Di sebuah desa yang jauh dari hiruk-pikuk perkotaan, hiduplah satu keluarga yang beranggotakan tiga orang. Mereka adalah Gilang, Iriana, dan buah hati mereka, Anjas. Mereka tinggal di gubuk kecil berukuran 3x3 meter yang terbuat dari kayu dengan lantai beralaskan tanah.
Setiap malam, hanya lampu teplok yang terpasang di beberapa sudut yang menemani mereka di gelapnya malam. Bila sedang hujan, airnya memasuki gubuk kecil itu melalui celah-celah atapnya seraya ikut merasakan kesedihan orang di dalamnya.
Dinginnya angin malam yang menusuk tulang, tak terasa begitu menyakitkan daripada sulitnya mereka banting tulang mencari uang untuk makan.
Pagi itu, Gilang menyusuri lebatnya hutan mencari kayu untuk dijual di pasar yang tak jauh dari tempat tinggalnya. Sedangkan istri dan anaknya, mencari sayuran yang terselip di antara rindangnya pepohonan hutan untuk mereka makan.
Setiap Gilang mendapatkan beberapa ikat kayu, dia langsung menuju pasar untuk menjualnya. Dia tak banyak berharap pada nominal yang dia dapatkan. Bila kayunya terjual, dia sudah sangat bersyukur. Paling tidak, dia pulang dengan membawa sedikit harapan.
Satu jam dia menunggu pembeli di bawah teras toko beratapkan seng yang sewaktu-waktu bisa menimpanya. Di tengah rasa kantuk yang menghampirinya, dia melihat Pria Berjaket Kuning memanggilnya, Gilang langsung menghampiri Pria Berjaket Kuning itu.

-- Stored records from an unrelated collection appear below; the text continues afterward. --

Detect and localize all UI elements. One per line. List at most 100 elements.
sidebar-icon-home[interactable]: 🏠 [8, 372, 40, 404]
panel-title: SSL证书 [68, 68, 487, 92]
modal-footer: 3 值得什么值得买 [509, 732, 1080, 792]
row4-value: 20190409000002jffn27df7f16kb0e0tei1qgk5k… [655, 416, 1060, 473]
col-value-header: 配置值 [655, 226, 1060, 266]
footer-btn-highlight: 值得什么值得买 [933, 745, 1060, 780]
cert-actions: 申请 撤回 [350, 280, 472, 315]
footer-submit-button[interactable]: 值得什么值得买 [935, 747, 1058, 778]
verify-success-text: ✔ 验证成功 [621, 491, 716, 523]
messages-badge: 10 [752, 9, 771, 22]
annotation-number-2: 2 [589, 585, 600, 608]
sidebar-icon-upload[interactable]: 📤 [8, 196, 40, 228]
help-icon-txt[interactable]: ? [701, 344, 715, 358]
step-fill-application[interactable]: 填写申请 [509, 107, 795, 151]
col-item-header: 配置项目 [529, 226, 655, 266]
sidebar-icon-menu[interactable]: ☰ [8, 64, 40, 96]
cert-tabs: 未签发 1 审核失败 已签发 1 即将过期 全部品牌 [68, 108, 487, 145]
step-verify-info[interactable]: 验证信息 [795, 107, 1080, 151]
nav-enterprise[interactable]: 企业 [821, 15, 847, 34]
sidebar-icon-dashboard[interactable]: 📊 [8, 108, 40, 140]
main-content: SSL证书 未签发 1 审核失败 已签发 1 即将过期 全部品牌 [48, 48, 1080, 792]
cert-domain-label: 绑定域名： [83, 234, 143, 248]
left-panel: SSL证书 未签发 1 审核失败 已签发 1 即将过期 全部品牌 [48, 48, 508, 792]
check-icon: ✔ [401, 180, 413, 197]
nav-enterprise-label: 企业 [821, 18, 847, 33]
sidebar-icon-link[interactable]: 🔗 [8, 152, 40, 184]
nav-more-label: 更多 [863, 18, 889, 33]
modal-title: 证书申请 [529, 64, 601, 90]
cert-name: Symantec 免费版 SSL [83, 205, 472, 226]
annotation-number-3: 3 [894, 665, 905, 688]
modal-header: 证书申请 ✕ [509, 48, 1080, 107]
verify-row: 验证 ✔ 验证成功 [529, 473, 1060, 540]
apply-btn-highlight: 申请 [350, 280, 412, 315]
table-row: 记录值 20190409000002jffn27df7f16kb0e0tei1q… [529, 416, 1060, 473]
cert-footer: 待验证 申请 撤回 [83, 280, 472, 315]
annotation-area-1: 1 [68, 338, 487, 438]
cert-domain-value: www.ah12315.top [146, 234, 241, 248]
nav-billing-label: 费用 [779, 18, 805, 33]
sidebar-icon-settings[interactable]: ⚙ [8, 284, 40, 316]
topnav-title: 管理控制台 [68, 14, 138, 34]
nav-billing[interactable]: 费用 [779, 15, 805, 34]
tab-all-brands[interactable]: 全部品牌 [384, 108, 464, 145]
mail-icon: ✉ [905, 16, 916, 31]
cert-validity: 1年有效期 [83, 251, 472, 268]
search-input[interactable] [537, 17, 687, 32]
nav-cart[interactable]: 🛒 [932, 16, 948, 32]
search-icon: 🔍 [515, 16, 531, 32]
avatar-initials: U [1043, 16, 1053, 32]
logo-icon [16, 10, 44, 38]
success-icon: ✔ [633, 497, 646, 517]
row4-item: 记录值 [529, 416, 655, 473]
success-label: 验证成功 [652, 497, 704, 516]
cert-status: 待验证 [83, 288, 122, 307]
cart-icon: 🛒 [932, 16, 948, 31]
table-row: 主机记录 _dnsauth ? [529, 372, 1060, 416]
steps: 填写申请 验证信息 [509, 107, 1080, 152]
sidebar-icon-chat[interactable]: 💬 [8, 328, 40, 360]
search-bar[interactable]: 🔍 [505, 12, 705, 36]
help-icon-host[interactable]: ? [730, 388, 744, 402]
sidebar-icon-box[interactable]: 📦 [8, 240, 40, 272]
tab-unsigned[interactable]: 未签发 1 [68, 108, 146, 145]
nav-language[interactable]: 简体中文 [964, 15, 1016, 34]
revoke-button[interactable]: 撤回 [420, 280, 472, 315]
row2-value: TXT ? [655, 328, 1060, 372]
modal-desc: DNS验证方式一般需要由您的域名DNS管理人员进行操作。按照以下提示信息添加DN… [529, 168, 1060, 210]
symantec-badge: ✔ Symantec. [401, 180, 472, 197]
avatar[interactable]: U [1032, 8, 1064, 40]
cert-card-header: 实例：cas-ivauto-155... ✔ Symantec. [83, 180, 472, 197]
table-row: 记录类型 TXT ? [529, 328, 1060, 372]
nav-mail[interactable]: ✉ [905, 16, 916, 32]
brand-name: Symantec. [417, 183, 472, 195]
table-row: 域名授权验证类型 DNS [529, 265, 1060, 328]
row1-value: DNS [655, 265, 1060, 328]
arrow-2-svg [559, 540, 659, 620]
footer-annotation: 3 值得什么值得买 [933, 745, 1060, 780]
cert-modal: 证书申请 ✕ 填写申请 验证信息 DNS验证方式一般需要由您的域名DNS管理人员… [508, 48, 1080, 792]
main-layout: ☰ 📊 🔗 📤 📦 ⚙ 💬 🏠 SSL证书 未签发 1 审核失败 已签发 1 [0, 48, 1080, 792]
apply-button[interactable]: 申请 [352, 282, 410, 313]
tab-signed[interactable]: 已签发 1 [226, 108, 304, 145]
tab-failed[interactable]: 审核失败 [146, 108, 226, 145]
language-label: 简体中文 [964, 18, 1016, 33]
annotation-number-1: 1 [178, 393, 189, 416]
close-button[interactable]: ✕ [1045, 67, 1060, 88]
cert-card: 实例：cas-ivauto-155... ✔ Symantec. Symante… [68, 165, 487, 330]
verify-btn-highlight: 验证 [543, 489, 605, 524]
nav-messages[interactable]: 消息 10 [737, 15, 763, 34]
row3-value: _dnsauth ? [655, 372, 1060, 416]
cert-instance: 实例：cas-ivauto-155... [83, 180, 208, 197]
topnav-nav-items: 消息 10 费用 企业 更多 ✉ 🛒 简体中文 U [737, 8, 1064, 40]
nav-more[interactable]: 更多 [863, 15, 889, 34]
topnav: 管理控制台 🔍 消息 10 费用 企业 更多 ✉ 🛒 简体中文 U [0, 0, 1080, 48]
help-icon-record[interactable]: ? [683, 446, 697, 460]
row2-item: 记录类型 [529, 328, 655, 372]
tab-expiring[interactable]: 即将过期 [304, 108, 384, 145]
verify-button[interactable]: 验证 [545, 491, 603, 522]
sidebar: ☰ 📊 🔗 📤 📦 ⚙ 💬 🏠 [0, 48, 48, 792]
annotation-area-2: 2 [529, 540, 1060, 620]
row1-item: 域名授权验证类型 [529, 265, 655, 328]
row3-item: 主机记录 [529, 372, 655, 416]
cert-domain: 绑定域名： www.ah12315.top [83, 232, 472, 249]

"Kamu jualan kayu bakar?" tanya Pria Berjaket Kuning yang terlihat lebih tua dari Gilang.
"Iya, Pak." Jawab Gilang.
"Berapa harganya?" tanya Pria Berjaket Kuning.
"Dua ikat, Rp40.000 saja, Pak." Jawab Gilang kepada Pria Berjaket Kuning yang duduk di dalam mobilnya.